Since most regulatory sandboxes have not been in operation for long enough for their respective participants to complete their pilot programs, it remains to be seen how effective these reciprocity agreements will be in informing assessments of emerging technology. However, the network effect created by more states offering flexible and interoperable regulatory programs could pave the way for a more attractive and predictable marketplace for developing new FinTech solutions.


[1] Gary Gensler, Testimony Before the United States House of Representatives Committee on Financial Services (Oct. 5, 2021), available at https://www.sec.gov/news/testimony/gensler-2021-10-05.

[2] Key Data from Regulatory Sandboxes Across the Globe, The World Bank (Nov. 1, 2020), available at https://www.worldbank.org/en/topic/fintech/brief/key-data-from-regulatory-sandboxes-across-the-globe.

[3] Id.

[4] N.C. Gen. Stat. § 169-2(a).

[5] Legislative Summary, Senate Bill 470: North Carolina Regulatory Sandbox Act (July 7, 2021), available at https://perma.cc/4WST-VNR8.
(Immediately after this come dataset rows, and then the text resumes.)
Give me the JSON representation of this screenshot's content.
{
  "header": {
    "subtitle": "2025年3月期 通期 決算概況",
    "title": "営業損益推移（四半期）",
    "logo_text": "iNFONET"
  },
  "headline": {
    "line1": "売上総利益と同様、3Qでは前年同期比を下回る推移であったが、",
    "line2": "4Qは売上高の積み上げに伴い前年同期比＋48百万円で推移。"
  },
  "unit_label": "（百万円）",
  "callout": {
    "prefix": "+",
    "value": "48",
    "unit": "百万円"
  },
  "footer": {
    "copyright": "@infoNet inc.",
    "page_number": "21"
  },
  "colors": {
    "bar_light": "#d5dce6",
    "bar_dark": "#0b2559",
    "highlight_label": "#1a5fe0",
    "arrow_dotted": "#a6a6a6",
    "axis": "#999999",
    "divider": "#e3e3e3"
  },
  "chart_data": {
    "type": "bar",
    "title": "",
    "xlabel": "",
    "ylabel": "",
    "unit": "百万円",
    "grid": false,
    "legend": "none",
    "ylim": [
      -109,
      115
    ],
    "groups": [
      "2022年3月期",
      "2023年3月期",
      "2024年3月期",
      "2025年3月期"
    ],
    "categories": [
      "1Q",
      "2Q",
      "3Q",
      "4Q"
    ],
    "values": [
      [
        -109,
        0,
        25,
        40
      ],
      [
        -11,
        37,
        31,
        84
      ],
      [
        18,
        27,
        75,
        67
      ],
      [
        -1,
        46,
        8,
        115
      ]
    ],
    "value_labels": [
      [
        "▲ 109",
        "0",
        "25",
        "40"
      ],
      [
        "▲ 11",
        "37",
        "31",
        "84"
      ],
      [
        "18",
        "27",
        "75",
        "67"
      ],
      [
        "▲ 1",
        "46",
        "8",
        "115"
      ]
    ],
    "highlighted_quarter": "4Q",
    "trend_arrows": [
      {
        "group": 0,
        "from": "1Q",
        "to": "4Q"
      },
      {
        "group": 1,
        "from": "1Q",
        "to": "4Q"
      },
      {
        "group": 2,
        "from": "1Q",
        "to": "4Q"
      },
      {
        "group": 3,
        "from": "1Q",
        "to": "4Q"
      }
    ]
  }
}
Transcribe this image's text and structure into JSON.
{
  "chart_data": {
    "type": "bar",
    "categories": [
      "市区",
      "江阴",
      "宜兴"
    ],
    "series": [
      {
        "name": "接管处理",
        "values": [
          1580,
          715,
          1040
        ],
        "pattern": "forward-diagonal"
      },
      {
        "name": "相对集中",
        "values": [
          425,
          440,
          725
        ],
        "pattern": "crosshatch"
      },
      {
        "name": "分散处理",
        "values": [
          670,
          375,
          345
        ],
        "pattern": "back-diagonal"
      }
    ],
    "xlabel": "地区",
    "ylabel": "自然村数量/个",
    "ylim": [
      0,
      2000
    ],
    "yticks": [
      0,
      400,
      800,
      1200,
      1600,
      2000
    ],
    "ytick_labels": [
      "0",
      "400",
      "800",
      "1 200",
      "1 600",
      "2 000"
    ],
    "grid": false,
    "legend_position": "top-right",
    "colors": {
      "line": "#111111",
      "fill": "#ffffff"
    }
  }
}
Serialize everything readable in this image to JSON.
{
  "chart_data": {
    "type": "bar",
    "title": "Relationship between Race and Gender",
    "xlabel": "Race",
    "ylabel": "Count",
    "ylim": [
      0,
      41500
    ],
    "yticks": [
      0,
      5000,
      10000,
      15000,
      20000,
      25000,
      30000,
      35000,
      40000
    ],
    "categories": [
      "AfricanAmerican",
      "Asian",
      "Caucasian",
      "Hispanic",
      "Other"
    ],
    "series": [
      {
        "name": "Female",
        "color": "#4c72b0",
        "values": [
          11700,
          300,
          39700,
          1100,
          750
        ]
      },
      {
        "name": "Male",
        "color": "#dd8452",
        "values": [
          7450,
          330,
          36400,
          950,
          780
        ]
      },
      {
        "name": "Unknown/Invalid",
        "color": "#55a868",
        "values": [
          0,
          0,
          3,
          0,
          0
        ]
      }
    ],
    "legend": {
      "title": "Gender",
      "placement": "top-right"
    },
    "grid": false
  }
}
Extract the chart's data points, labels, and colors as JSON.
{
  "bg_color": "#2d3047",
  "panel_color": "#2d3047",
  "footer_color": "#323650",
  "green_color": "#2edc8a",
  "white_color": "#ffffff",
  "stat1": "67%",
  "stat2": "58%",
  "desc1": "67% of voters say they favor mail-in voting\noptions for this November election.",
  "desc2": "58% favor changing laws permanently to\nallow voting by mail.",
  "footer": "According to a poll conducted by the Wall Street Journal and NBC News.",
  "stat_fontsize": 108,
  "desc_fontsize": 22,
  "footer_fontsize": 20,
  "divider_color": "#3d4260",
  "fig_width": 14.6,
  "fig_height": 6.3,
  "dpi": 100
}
[6] N.C. Gen. Stat. § 169-4.

[7] N.C. Gen. Stat. § 169-3.

[8] N.C. Gen. Stat. § 169-4(a).

[9] N.C. Gen. Stat. § 169-4(b)(1).

[10] N.C. Gen. Stat. § 169-4(b)(2).

[11] N.C. Gen. Stat. § 169-4(b)(3).

[12] N.C. Gen. Stat. § 169-4(b)(4).

[13] N.C. Gen. Stat. § 169-4(b)(5).

[14] N.C. Gen. Stat. § 169-4(b)(6).

[15] N.C. Gen. Stat. § 169-12(b).

[16] N.C. Gen. Stat. § 169-12(c).

[17] Global Financial Innovation Network, Members, https://www.thegfin.com/members (last visited Oct. 9, 2021).

DISCLAIMER: Because of the generality of this update, the information provided herein may not be applicable in all situations and should not be acted upon without specific legal advice based on particular situations.